Une décision purement politique et non légale
Or, le 23 février 2016, Strateco a décidé d’ajouter 10 M $ à sa réclamation, cette fois à titre de dommages punitifs. Selon la société, de nouveaux éléments de preuve démontreraient que Québec, au lieu de se baser sur le cadre légal établi, aurait refusé le certificat d’exploration avancée nécessaire pour le développement du projet Matoush sur la base d’un calcul politique.
«Le gouvernement a choisi de sacrifier en toute connaissance de cause Strateco et l’investissement de chacun de ses actionnaires, sachant fort bien que cette décision politique provoquerait la ruine de Strateco», a fait valoir la société.
Élément de preuve important
La requête amendée de Strateco s’appuie notamment sur le compte-rendu d’une réunion datée du 18 décembre 2012, à laquelle auraient participé la sous-ministre du Développement durable, de l’Environnement, de la Faune et des Parcs d’alors, Diane Jean, son sous-ministre adjoint, Jacques Dupont, le secrétaire général du gouvernement du Québec, Jean St-Gelais, ainsi que d’autres sous-ministres et sous-ministres associés.
Deux scénarios
Selon Strateco, cette réunion a donné lieu à deux scénarios possibles devant le projet de la société.

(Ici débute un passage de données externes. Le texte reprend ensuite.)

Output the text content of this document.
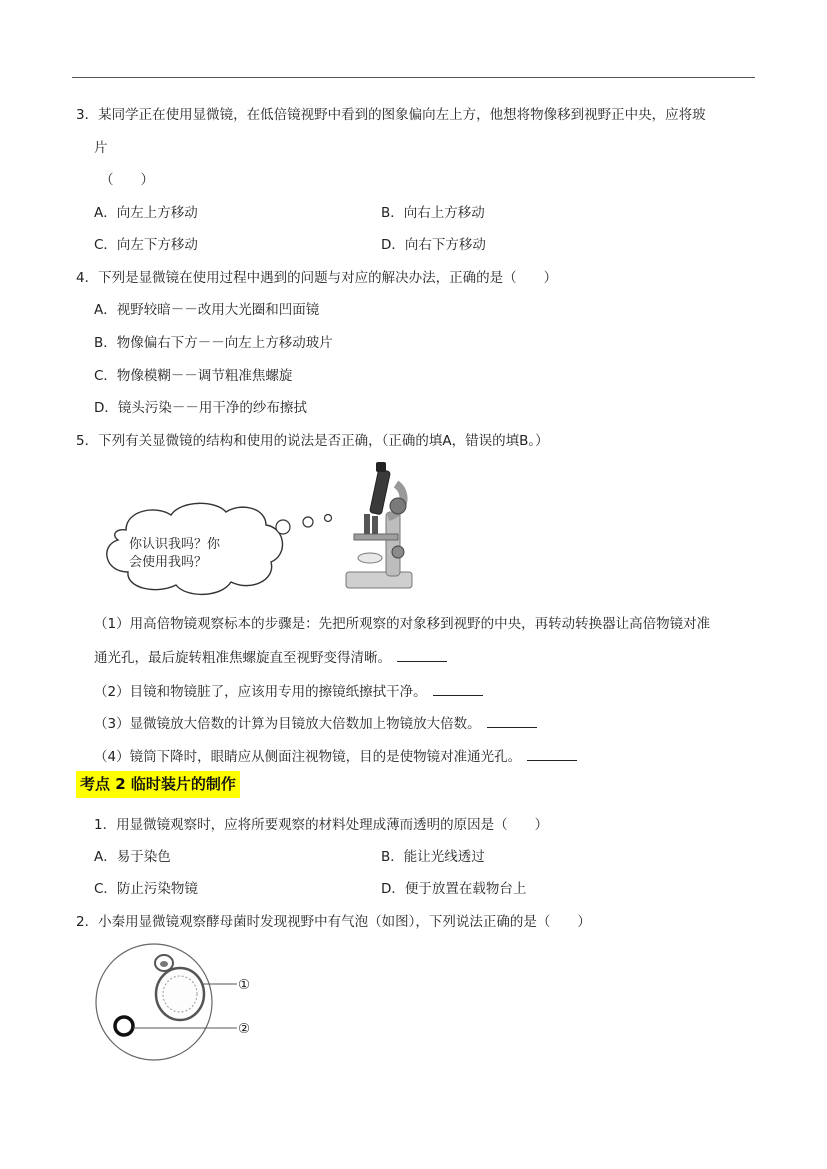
3．某同学正在使用显微镜，在低倍镜视野中看到的图象偏向左上方，他想将物像移到视野正中央，应将玻
片
（　　）
A．向左上方移动	B．向右上方移动
C．向左下方移动	D．向右下方移动
4．下列是显微镜在使用过程中遇到的问题与对应的解决办法，正确的是（　　）
A．视野较暗－－改用大光圈和凹面镜
B．物像偏右下方－－向左上方移动玻片
C．物像模糊－－调节粗准焦螺旋
D．镜头污染－－用干净的纱布擦拭
5．下列有关显微镜的结构和使用的说法是否正确，（正确的填A，错误的填B。）
你认识我吗？你
会使用我吗？
（1）用高倍物镜观察标本的步骤是：先把所观察的对象移到视野的中央，再转动转换器让高倍物镜对准
通光孔，最后旋转粗准焦螺旋直至视野变得清晰。
（2）目镜和物镜脏了，应该用专用的擦镜纸擦拭干净。
（3）显微镜放大倍数的计算为目镜放大倍数加上物镜放大倍数。
（4）镜筒下降时，眼睛应从侧面注视物镜，目的是使物镜对准通光孔。
考点 2 临时装片的制作
1．用显微镜观察时，应将所要观察的材料处理成薄而透明的原因是（　　）
A．易于染色	B．能让光线透过
C．防止污染物镜	D．便于放置在载物台上
2．小秦用显微镜观察酵母菌时发现视野中有气泡（如图），下列说法正确的是（　　）
①
②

Les révélations qu’on y retrouve ont été qualifiées de troublantes par le PDG de Strateco, Guy Hébert. «Cela démontre clairement qu’il s’agit d’une décision politique, contrairement aux prétentions avancées par le gouvernement dans sa défense», a-t-il commenté.
Advenant son autorisation, le gouvernement aurait admis que Matoush aurait peu d’impacts sur l’environnement, qu’il aurait généré des retombées économiques intéressantes et que cela aurait envoyé un signal clair du sérieux de l’État dans le développement du Nord.
Par contre, cela aurait provoqué le mécontentement du Grand Conseil des Cris et des groupes de pression comme Québec Meilleure mine, entraînant un risque d’opposition systématique aux autres projets de développement dans le Nord.
En cas de refus, au contraire, les groupes de pression et les Cris auraient été satisfaits et cela aurait donné un signal clair dans le sérieux du gouvernement dans son opposition à la filière nucléaire.
En revanche, le compte-rendu de la réunion mentionne qu’une décision négative mettrait en péril la survie de Strateco et qu’une action en Cour supérieure serait presque assurée, en plus de donner un signal négatif à l’industrie minière et de conférer de facto un droit de veto au Grand Conseil des Cris pour tous les projets sur son territoire. «Ce serait un précédent possiblement préjudiciable pour le Québec», peut-on lire.